Parallel reductions

My actual use case involves this type:

struct For{F,N,X} 
    f :: F  
    θ :: NTuple{N,Int}
end

This is a way to build general array-valued distributions; the type parameters are

• X gives the sample space for each element of the array
• N gives its rank
• F is the type of the function mapping coordinates to a distribution

For example (no pun intended),

julia> d = For(10000000) do j
       Normal(1/j,1.0)
       end
For{var"#153#154",1,Float64}(var"#153#154"(), (10000000,))
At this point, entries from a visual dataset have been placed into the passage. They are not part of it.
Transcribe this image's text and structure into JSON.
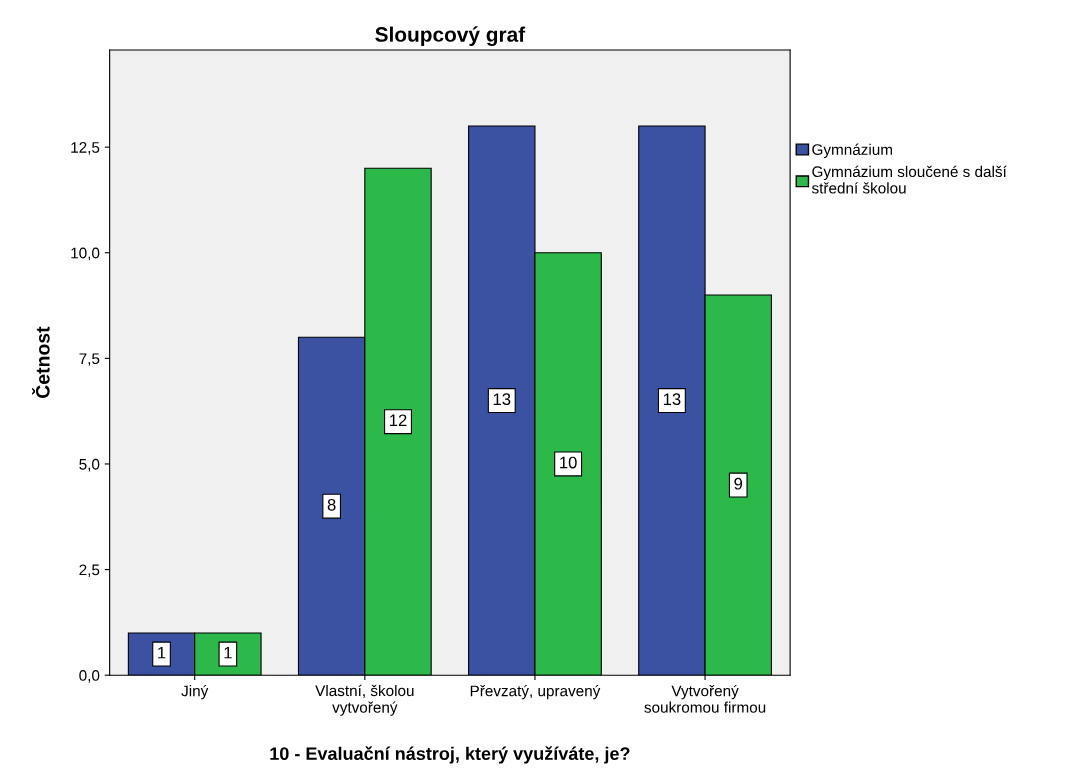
{
  "chart_data": {
    "type": "bar",
    "title": "Sloupcový graf",
    "xlabel": "10 - Evaluační nástroj, který využíváte, je?",
    "ylabel": "Četnost",
    "categories": [
      "Jiný",
      "Vlastní, školou\nvytvořený",
      "Převzatý, upravený",
      "Vytvořený\nsoukromou firmou"
    ],
    "series": [
      {
        "name": "Gymnázium",
        "color": "#3b52a3",
        "values": [
          1,
          8,
          13,
          13
        ]
      },
      {
        "name": "Gymnázium sloučené s další\nstřední školou",
        "color": "#2db84a",
        "values": [
          1,
          12,
          10,
          9
        ]
      }
    ],
    "ylim": [
      0,
      14.8
    ],
    "yticks": [
      {
        "value": 0,
        "label": "0,0"
      },
      {
        "value": 2.5,
        "label": "2,5"
      },
      {
        "value": 5,
        "label": "5,0"
      },
      {
        "value": 7.5,
        "label": "7,5"
      },
      {
        "value": 10,
        "label": "10,0"
      },
      {
        "value": 12.5,
        "label": "12,5"
      }
    ],
    "data_labels": true,
    "legend": "right",
    "grid": false
  }
}
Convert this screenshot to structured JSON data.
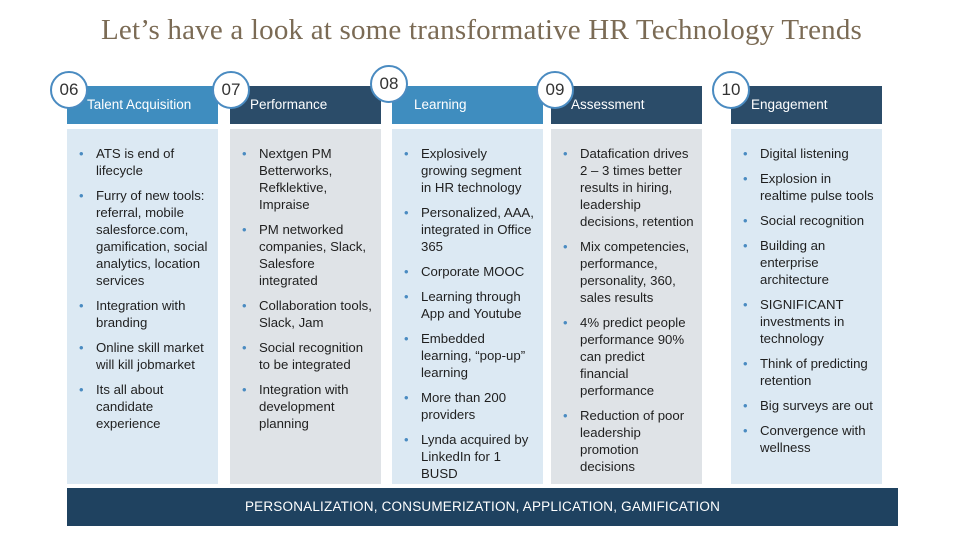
{
  "title": "Let’s have a look at some transformative HR Technology Trends",
  "colors": {
    "title": "#7b6b55",
    "accent_bullet": "#4a8bc1",
    "footer_bg": "#1f4260"
  },
  "columns": [
    {
      "number": "06",
      "header": "Talent Acquisition",
      "header_color": "#3f8dbf",
      "body_color": "#dce9f3",
      "items": [
        "ATS is end of lifecycle",
        "Furry of new tools: referral, mobile salesforce.com, gamification, social analytics, location services",
        "Integration with branding",
        "Online skill market will kill jobmarket",
        "Its all about candidate experience"
      ]
    },
    {
      "number": "07",
      "header": "Performance",
      "header_color": "#2b4c69",
      "body_color": "#dfe3e7",
      "items": [
        "Nextgen PM Betterworks, Refklektive, Impraise",
        "PM networked companies, Slack, Salesfore integrated",
        "Collaboration tools, Slack, Jam",
        "Social recognition to be integrated",
        "Integration with development planning"
      ]
    },
    {
      "number": "08",
      "header": "Learning",
      "header_color": "#3f8dbf",
      "body_color": "#dce9f3",
      "items": [
        "Explosively growing segment in HR technology",
        "Personalized, AAA, integrated in Office 365",
        "Corporate MOOC",
        "Learning through App and Youtube",
        "Embedded learning, “pop-up” learning",
        "More than 200 providers",
        "Lynda acquired by LinkedIn for 1 BUSD"
      ]
    },
    {
      "number": "09",
      "header": "Assessment",
      "header_color": "#2b4c69",
      "body_color": "#dfe3e7",
      "items": [
        "Datafication drives 2 – 3 times better results in hiring, leadership decisions, retention",
        "Mix competencies, performance, personality, 360, sales results",
        "4% predict people performance 90% can predict financial performance",
        "Reduction of poor leadership promotion decisions"
      ]
    },
    {
      "number": "10",
      "header": "Engagement",
      "header_color": "#2b4c69",
      "body_color": "#dce9f3",
      "items": [
        "Digital listening",
        "Explosion in realtime pulse tools",
        "Social recognition",
        "Building an enterprise architecture",
        "SIGNIFICANT investments in technology",
        "Think of predicting retention",
        "Big surveys are out",
        "Convergence with wellness"
      ]
    }
  ],
  "footer": "PERSONALIZATION, CONSUMERIZATION, APPLICATION, GAMIFICATION"
}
The reduction comes in computing logpdf:

@inline function logpdf(d::For{F,N,X1},xs::AbstractArray{X2,N}) where {F,N, X1,  X2 <: X1}
    s = 0.0
    for θ in CartesianIndices(d.θ)
        @inbounds s += logpdf(d.f(Tuple(θ)...), xs[θ])
    end
    s
end

julia> x = rand(d);

julia> @btime logpdf($d,$x)
  65.662 ms (0 allocations: 0 bytes)
-1.4190706223203065e7

I don’t really understand when atomic operations make sense. They’re like very lightweight locks, right? I think we’re seeing memory contention in this case:

@inline function logpdf(d::For{F,N,X1},xs::AbstractArray{X2,N}) where {F,N, X1,  X2 <: X1}
    s = Threads.Atomic{Float64}(0.0)
    for θ in CartesianIndices(d.θ)
        @inbounds Threads.atomic_add!(s, logpdf(d.f(Tuple(θ)...), xs[θ]))
    end
    s.value
end

julia> @btime logpdf($d,$x)
  87.053 ms (1 allocation: 16 bytes)
-1.4190706223203065e7

Here’s my current best:

@inline function logpdf(d::For{F,N,X1},xs::AbstractArray{X2,N}) where {F,N, X1,  X2 <: X1}
    s = zeros(Float64, Threads.nthreads())
    @threads for θ in CartesianIndices(d.θ)
        tid = Threads.threadid()
        @inbounds s[tid] += logpdf(d.f(Tuple(θ)...), xs[θ])
    end
    sum(s)
end

julia> @btime logpdf($d,$x)
  27.363 ms (227 allocations: 24.14 KiB)
-1.4190706223201526e7

I had thought it might be better to allocate a constant at the top-level and re-use it for each reduction. I’m surprised it’s not:

const s =  zeros(Float64, Threads.nthreads())

@inline function logpdf(d::For{F,N,X1},xs::AbstractArray{X2,N}) where {F,N, X1,  X2 <: X1}
    s .= 0.0
    @threads for θ in CartesianIndices(d.θ)
        tid = Threads.threadid()
        @inbounds s[tid] += logpdf(d.f(Tuple(θ)...), xs[θ])
    end
    sum(s)
end

julia> @btime logpdf($d,$x)
  28.936 ms (228 allocations: 23.83 KiB)
-1.4188093456982236e7

How would I do this with SIMDPirates et al?